Emergence of the Republic of Korea
Peninsular and International Dimensions
by
Book Details
About the Book
The book examines the peninsular and international dimensions that led to the emergence of Republic of Korea as an independent sovereign state on August 15, 1945. More specifically, this book has sought to reconstruct reappraisal and reformulate the political developments in the Peninsula during the crucial three-year period before the proclamation of the first Republic in the five-thousand-year history of Korea. It was a truly historic development because the new Republican State had a written, democratic constitution which, among other things, unequivocally stated that the sovereignty rested with the citizens. The need for a reappraisal of the antes state history was felt because of two factors.
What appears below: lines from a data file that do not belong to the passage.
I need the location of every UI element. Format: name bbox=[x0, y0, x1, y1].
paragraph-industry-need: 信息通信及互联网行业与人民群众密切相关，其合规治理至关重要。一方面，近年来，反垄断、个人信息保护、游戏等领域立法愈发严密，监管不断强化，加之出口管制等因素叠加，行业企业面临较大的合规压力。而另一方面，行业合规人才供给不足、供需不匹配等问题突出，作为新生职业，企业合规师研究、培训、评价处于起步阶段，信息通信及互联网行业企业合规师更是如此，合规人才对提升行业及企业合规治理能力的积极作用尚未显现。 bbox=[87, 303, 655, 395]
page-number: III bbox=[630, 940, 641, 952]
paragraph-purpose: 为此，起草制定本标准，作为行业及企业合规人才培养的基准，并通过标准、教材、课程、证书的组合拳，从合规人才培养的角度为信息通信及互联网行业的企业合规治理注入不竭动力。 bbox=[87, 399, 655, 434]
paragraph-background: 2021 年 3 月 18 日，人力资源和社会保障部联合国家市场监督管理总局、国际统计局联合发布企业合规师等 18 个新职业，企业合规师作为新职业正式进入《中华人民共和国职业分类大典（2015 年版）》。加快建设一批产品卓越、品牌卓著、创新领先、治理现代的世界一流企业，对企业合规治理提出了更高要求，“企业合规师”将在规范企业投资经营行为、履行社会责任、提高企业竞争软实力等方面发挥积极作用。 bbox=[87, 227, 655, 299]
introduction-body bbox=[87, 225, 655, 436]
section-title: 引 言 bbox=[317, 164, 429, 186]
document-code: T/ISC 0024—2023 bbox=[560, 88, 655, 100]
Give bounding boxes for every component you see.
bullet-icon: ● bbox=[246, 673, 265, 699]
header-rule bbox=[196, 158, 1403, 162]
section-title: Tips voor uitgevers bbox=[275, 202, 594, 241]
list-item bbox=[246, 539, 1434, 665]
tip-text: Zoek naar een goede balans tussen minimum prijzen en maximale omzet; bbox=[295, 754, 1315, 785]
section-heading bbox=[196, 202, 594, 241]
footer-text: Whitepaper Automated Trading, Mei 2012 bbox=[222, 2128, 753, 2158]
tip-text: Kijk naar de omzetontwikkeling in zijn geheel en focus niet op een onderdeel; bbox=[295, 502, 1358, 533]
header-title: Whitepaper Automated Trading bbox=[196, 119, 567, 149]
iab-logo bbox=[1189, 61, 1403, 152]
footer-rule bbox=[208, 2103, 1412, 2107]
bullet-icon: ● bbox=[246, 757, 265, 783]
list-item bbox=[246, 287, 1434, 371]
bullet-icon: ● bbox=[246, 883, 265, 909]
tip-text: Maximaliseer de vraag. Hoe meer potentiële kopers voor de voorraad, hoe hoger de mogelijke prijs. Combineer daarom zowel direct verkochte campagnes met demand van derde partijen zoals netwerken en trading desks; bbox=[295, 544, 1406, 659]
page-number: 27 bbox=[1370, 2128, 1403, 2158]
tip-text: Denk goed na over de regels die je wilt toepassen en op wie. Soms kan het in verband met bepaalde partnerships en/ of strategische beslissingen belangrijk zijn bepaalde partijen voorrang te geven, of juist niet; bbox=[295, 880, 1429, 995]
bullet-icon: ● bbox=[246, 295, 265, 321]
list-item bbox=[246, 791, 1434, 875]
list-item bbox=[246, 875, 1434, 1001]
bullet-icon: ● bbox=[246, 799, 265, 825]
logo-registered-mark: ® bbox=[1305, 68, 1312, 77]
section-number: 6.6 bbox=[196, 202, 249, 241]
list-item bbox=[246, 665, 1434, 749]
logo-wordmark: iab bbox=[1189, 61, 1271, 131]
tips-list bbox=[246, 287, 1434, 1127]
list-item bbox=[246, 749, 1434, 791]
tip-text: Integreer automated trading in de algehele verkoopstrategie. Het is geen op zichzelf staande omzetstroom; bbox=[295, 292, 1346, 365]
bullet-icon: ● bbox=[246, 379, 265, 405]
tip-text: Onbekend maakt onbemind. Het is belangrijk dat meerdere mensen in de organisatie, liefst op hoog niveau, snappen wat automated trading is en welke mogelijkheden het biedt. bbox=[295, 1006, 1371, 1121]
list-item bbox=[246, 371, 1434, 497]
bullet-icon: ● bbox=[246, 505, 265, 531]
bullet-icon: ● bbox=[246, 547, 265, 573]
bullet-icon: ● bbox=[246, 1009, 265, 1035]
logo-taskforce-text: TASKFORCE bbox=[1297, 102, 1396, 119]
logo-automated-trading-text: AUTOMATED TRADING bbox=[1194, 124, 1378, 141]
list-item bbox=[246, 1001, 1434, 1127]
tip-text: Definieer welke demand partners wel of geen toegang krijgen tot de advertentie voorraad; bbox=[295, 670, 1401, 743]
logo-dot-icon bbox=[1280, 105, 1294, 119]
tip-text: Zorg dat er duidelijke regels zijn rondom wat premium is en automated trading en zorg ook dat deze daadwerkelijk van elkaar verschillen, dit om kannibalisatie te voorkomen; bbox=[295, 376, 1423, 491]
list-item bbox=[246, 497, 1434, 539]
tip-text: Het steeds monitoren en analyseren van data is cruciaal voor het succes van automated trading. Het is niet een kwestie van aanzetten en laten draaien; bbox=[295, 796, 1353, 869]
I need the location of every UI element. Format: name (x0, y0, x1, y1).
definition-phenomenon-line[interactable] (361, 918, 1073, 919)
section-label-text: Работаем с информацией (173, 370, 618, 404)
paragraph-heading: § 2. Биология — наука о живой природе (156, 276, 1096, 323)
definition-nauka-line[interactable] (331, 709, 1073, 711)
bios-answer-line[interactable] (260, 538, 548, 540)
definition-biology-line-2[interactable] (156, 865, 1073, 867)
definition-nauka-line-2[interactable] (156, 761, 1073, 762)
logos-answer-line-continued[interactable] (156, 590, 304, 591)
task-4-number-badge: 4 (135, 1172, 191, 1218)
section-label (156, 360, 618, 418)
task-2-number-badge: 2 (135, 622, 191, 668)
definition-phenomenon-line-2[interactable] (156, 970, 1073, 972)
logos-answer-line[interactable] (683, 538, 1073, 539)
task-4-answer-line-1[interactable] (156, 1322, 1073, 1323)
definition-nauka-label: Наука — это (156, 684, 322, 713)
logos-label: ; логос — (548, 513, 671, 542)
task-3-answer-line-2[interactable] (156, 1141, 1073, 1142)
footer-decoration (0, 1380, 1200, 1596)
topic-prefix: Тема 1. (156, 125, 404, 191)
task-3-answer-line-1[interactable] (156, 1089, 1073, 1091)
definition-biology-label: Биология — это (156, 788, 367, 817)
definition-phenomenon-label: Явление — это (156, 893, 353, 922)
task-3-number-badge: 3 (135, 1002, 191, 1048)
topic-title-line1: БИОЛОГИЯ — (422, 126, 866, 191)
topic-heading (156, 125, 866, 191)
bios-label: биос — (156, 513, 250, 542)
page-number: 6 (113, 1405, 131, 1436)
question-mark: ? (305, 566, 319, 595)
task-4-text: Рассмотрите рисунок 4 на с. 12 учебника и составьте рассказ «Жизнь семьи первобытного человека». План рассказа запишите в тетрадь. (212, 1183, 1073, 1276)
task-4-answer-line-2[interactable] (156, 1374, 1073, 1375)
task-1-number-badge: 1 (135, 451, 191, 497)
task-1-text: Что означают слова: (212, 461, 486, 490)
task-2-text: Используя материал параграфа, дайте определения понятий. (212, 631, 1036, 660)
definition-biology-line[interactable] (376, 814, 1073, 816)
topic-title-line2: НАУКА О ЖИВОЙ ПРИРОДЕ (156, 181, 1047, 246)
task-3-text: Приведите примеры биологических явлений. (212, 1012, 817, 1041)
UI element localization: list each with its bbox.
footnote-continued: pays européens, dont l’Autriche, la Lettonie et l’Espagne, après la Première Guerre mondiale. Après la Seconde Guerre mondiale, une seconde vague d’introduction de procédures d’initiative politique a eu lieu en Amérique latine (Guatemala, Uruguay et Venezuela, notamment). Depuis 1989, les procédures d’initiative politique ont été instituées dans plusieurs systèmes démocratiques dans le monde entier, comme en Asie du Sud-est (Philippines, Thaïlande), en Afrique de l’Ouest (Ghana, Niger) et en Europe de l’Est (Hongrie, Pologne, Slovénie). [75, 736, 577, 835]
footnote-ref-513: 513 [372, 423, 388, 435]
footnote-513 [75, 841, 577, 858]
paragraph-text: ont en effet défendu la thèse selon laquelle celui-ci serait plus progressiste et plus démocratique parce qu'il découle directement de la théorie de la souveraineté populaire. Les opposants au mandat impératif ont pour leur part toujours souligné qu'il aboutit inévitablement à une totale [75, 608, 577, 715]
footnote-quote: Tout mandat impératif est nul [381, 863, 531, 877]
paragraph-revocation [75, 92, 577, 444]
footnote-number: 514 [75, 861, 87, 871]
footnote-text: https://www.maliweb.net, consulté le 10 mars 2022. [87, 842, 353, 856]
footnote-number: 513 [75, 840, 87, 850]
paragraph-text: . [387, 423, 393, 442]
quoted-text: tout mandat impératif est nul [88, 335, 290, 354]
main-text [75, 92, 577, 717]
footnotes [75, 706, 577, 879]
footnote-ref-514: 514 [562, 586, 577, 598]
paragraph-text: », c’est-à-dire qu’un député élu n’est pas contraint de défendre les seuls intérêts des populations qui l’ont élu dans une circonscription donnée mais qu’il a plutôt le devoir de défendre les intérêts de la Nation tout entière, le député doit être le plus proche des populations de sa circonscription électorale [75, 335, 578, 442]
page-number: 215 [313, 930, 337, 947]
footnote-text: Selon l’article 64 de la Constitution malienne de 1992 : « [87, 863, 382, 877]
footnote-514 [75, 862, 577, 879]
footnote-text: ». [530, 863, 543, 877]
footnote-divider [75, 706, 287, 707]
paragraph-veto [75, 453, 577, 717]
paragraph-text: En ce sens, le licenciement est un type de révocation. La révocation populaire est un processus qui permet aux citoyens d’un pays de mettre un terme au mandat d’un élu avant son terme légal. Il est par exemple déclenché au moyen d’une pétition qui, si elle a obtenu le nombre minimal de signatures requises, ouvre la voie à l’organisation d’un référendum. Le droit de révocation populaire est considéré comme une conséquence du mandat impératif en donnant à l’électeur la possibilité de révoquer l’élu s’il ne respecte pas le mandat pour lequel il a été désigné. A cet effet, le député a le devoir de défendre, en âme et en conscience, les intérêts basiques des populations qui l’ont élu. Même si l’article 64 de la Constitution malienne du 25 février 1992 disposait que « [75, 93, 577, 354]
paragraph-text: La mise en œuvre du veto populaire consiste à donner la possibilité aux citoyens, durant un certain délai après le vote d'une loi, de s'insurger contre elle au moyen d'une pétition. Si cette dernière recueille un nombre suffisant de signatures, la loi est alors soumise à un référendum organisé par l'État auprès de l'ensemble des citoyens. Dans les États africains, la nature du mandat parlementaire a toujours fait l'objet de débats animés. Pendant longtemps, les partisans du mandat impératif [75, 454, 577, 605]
Firstly, although it is almost five decades since the Republic of Korea and its rival state came into being, the debate on the context and circumstances under which they emerged has never ceased among scholars on contemporary Korea. Secondly, in the last three decades, especially since the latter half of 1970s, the debate on the emergence of Republic of Korea and its rival state has assumed new dimensions, with the publication of a few seminal books and outstanding research articles based on the declassified and hitherto unpublished or inaccessible mass of materials on the crucial three-year period from the collapse of the colonial order to the proclamation of the State of the Republic of Korea.
About the Author
Hriday Narayan is currently a faculty at the Department of History, Hankuk University of Foreign Studies, South Korea. He has been teaching different topics on Korean History and Culture at different Institutes for more than a decade in South Korea and was involved in many research project works supported by the Korean Government and other agencies. He is also co-author of the books, “Dominant Groups (Yangban) in Korean Traditional Society” and “Modern Transition in Korea.”